Branca est né le 6 janvier 1926 à Mount Vernon dans l’état de New York d’un père italien catholique et d’une mère juive. Son oncle et sa grande-tante sont morts dans les camps d’extermination nazis de Majdanek et d’Auschwitz. Il est signé par les Dodgers en 1943 et joue dans les Majeures depuis 1944. Lors de l’Opening Day 1947, Branca est le seul à suivre Jackie Robinson sur le terrain tandis que les autres joueurs s’y refusent. Il fut l’un des plus grands soutiens de Robinson à ses débuts dans les Ligues Majeures.

Ralph Branca

Trois fois All-Star de 1947 à 1949, il fait parti des très bons lanceurs de la Ligue Nationale, possédant en 1951 le 10ème ERA de la ligue. Une valeur sûre à un tel moment du match. Sauf que Thomson avait déjà pris quelques homeruns à Branca et qu’il avait lancé, et perdu, le premier match des playoffs avec encore un homerun de Thomson. D’autres lanceurs étaient plus frais. La décision de Dressen sera-t-elle payante ou mauvaise comme sur le positionnement de Hodges ? Car le prochain batteur, c’est Bobby Thomson !
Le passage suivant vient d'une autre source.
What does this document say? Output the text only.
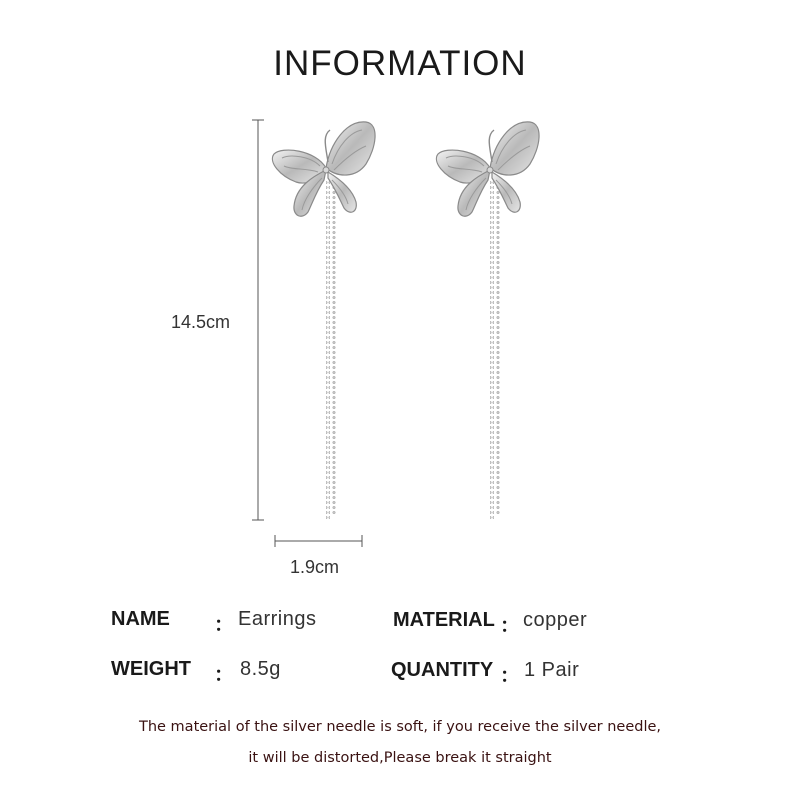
INFORMATION
14.5cm
1.9cm
NAME ： Earrings	MATERIAL ： copper
WEIGHT ： 8.5g	QUANTITY ： 1 Pair
The material of the silver needle is soft, if you receive the silver needle,
it will be distorted,Please break it straight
Bobby Thomson est né le 25 octobre 1923 à Glasgow en Écosse. Arrivé aux États-Unis en 1925, il grandit à Staten Island, ce qui lui vaudra son surnom de « The Staten Island Scot ». Signé en 1942 par les Giants, il ne débutera qu’en 1946 dans les Majeures puisqu’il est mobilisé dans les forces armées de 1942 à 1945. Avant ce match, il a été élu deux fois All-Star en 1948 et 1949. Il a déjà frappé 31 homeruns cette saison, un sommet en carrière, dont plusieurs pris à Branca, notamment lors du premier match de cette série. Le choix de Dressen apparaît encore plus risqué.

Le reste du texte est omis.